I went to the Apple store this week to buy a new MacBook. It’s important that I mention that I’ve been a PC user for, oh, more years than I maybe want to own up to. So why convert to a Mac? Well, a number of reasons having to do with technology, but all the Mac fans I know also spoke of the great customer experience at the Apple store.
I left the Apple store without making a purchase, even though I had gone there to buy, and found exactly what I wanted. Call it stubborness, but on principal, I did not want to pay $100 extra for a black MacBook that was identical in every other respect to a white MacBook. I discovered this pricing oddity by accident, and when I talked to a sales person, he admitted it didn’t make sense. I asked if someone might be able to give me a $100 discount (on what was going to be an approx. $2,000 purchase). He said he’d get the manager for me, and after a bit of a delay, the manager came apologizing for my having to wait. But could she solve the problem for me? No.
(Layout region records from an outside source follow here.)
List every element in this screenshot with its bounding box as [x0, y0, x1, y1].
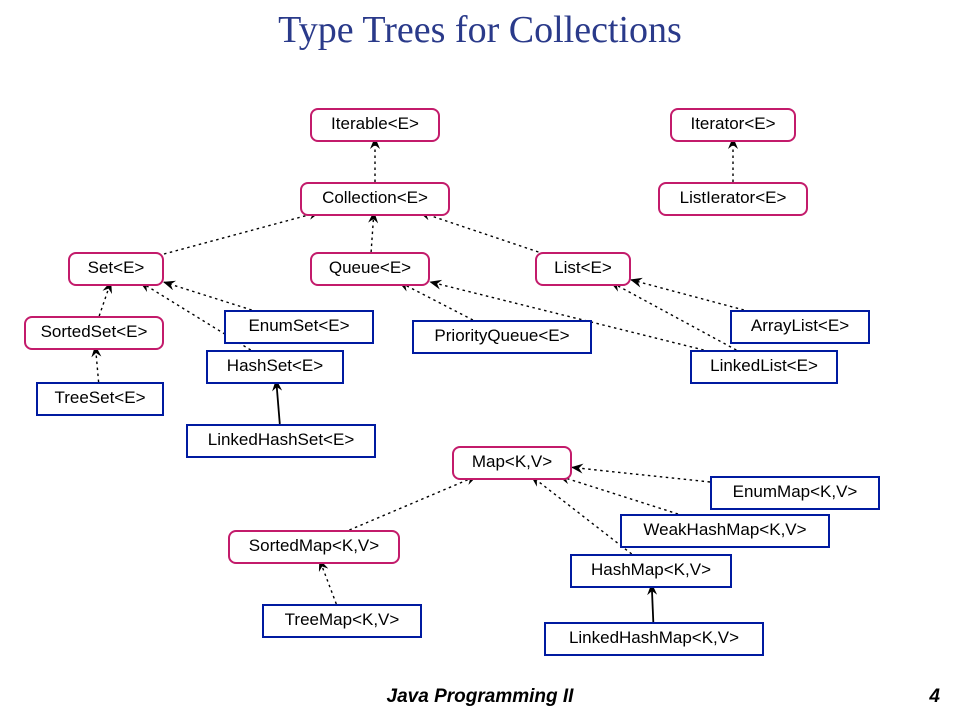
edge-linkedlist-to-list — [611, 282, 737, 350]
slide-title: Type Trees for Collections — [0, 8, 960, 52]
edge-queue-to-collection — [371, 212, 374, 252]
node-treemap: TreeMap<K,V> — [262, 604, 422, 638]
edge-list-to-collection — [420, 212, 539, 252]
node-enummap: EnumMap<K,V> — [710, 476, 880, 510]
edge-priorityqueue-to-queue — [399, 282, 473, 320]
edge-set-to-collection — [164, 212, 320, 254]
node-sortedset: SortedSet<E> — [24, 316, 164, 350]
node-hashset: HashSet<E> — [206, 350, 344, 384]
node-treeset: TreeSet<E> — [36, 382, 164, 416]
node-collection: Collection<E> — [300, 182, 450, 216]
node-listiterator: ListIerator<E> — [658, 182, 808, 216]
edge-linkedhashmap-to-hashmap — [652, 584, 654, 622]
node-sortedmap: SortedMap<K,V> — [228, 530, 400, 564]
node-queue: Queue<E> — [310, 252, 430, 286]
node-weakhashmap: WeakHashMap<K,V> — [620, 514, 830, 548]
node-map: Map<K,V> — [452, 446, 572, 480]
edge-linkedhashset-to-hashset — [276, 380, 280, 424]
node-iterable: Iterable<E> — [310, 108, 440, 142]
node-linkedlist: LinkedList<E> — [690, 350, 838, 384]
node-hashmap: HashMap<K,V> — [570, 554, 732, 588]
node-enumset: EnumSet<E> — [224, 310, 374, 344]
node-list: List<E> — [535, 252, 631, 286]
page-number: 4 — [929, 686, 940, 708]
node-linkedhashmap: LinkedHashMap<K,V> — [544, 622, 764, 656]
node-priorityqueue: PriorityQueue<E> — [412, 320, 592, 354]
node-set: Set<E> — [68, 252, 164, 286]
edge-sortedset-to-set — [99, 282, 111, 316]
node-iterator: Iterator<E> — [670, 108, 796, 142]
edge-treeset-to-sortedset — [95, 346, 98, 382]
edge-enummap-to-map — [572, 467, 710, 482]
node-arraylist: ArrayList<E> — [730, 310, 870, 344]
edge-enumset-to-set — [164, 282, 252, 310]
edge-weakhashmap-to-map — [559, 476, 678, 514]
edge-arraylist-to-list — [631, 280, 744, 310]
slide-footer: Java Programming II — [0, 686, 960, 708]
edge-sortedmap-to-map — [349, 476, 476, 530]
edge-treemap-to-sortedmap — [320, 560, 337, 604]
node-linkedhashset: LinkedHashSet<E> — [186, 424, 376, 458]
edge-hashmap-to-map — [531, 476, 631, 554]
The reason I’d have to pay $100 more for the identical configuration on a black MacBook was — because it was black.
That was not the kind of customer experience I had been hoping for that day, and I came back empty-handed. Yes, I spent at least $100 worth of my time being stubborn, and that doesn’t make good business sense. But did it make good business sense for Apple management to insist that a black case is worth more than a white one?